Change 37509 created with 1 open file(s).
Submitting change 37509.
Locking 1 files ...
add //depot/robots.txt#1
Change 37509 submitted.

robots.txt
------------
User-agent: *
Disallow: /

Hope this works. Thanks.

Marty

Marty Stanquist

2013-11-25 01:47:41 UTC

Permalink

"Marty Stanquist" wrote in message news:l6u4t5$qqk$***@www.openwatcom.org...

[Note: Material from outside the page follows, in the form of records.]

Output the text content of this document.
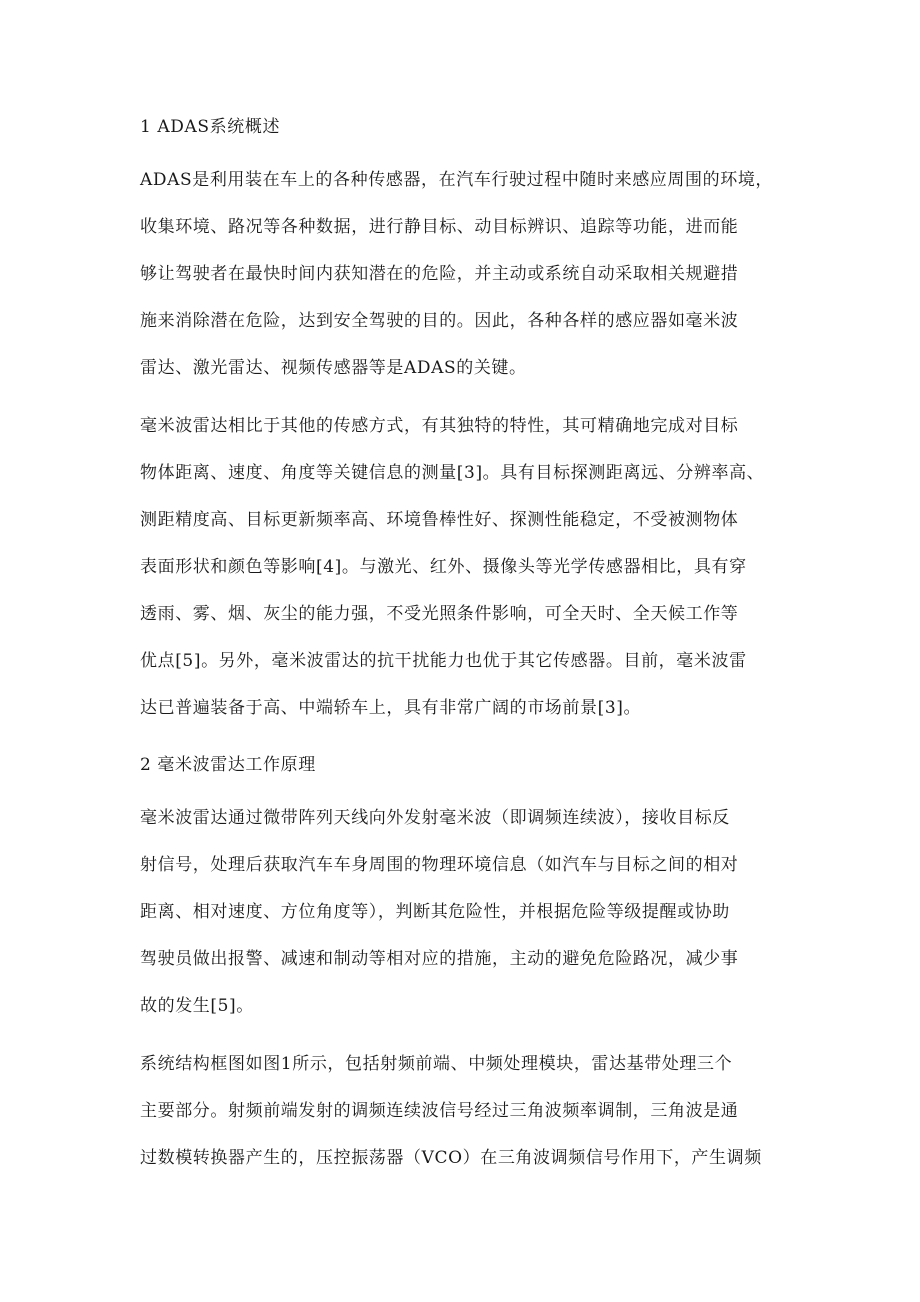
1 ADAS系统概述
ADAS是利用装在车上的各种传感器，在汽车行驶过程中随时来感应周围的环境，
收集环境、路况等各种数据，进行静目标、动目标辨识、追踪等功能，进而能
够让驾驶者在最快时间内获知潜在的危险，并主动或系统自动采取相关规避措
施来消除潜在危险，达到安全驾驶的目的。因此，各种各样的感应器如毫米波
雷达、激光雷达、视频传感器等是ADAS的关键。
毫米波雷达相比于其他的传感方式，有其独特的特性，其可精确地完成对目标
物体距离、速度、角度等关键信息的测量[3]。具有目标探测距离远、分辨率高、
测距精度高、目标更新频率高、环境鲁棒性好、探测性能稳定，不受被测物体
表面形状和颜色等影响[4]。与激光、红外、摄像头等光学传感器相比，具有穿
透雨、雾、烟、灰尘的能力强，不受光照条件影响，可全天时、全天候工作等
优点[5]。另外，毫米波雷达的抗干扰能力也优于其它传感器。目前，毫米波雷
达已普遍装备于高、中端轿车上，具有非常广阔的市场前景[3]。
2 毫米波雷达工作原理
毫米波雷达通过微带阵列天线向外发射毫米波（即调频连续波），接收目标反
射信号，处理后获取汽车车身周围的物理环境信息（如汽车与目标之间的相对
距离、相对速度、方位角度等），判断其危险性，并根据危险等级提醒或协助
驾驶员做出报警、减速和制动等相对应的措施，主动的避免危险路况，减少事
故的发生[5]。
系统结构框图如图1所示，包括射频前端、中频处理模块，雷达基带处理三个
主要部分。射频前端发射的调频连续波信号经过三角波频率调制，三角波是通
过数模转换器产生的，压控振荡器（VCO）在三角波调频信号作用下，产生调频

"Christof Meerwald" wrote in message news:***@msgid.cmeerw.org...

Hi,

as I have now noticed for the second time that Google is trying to
crawl through the Perforce web interface and in the process bringing
down the server to a standstill due to overloading, could someone
(with the right permissions) please check in a file robots.txt
(directly under //depot) with something like:

User-agent: *
Disallow: /

This should then hopefully be returned when accessing
http://perforce.openwatcom.org:4000/robots.txt and stop the useless
Google crawler.

Christof
--
http://cmeerw.org sip:cmeerw at cmeerw.org
mailto:cmeerw at cmeerw.org xmpp:cmeerw at cmeerw.org

Please review the following change:

Change 37509 created with 1 open file(s).
Submitting change 37509.
Locking 1 files ...
add //depot/robots.txt#1
Change 37509 submitted.

robots.txt
------------
User-agent: *
Disallow: /

Hope this works. Thanks.

Marty

I'm not sure why the changelist does not show the file //depot/robots.txt,
also why the file does not show up on Perforce Web, but I believe it is in
the correct spot in the depot. Here is the file:

c:\SwDev\OW>p4 print //depot/robots.txt
//depot/robots.txt#3 - edit change 37511 (text)
User-agent: *
Disallow: /

When you access link http://perforce.openwatcom.org:4000/robots.txt, you get
the message:

//depot/robots.txt - protected namespace - access denied.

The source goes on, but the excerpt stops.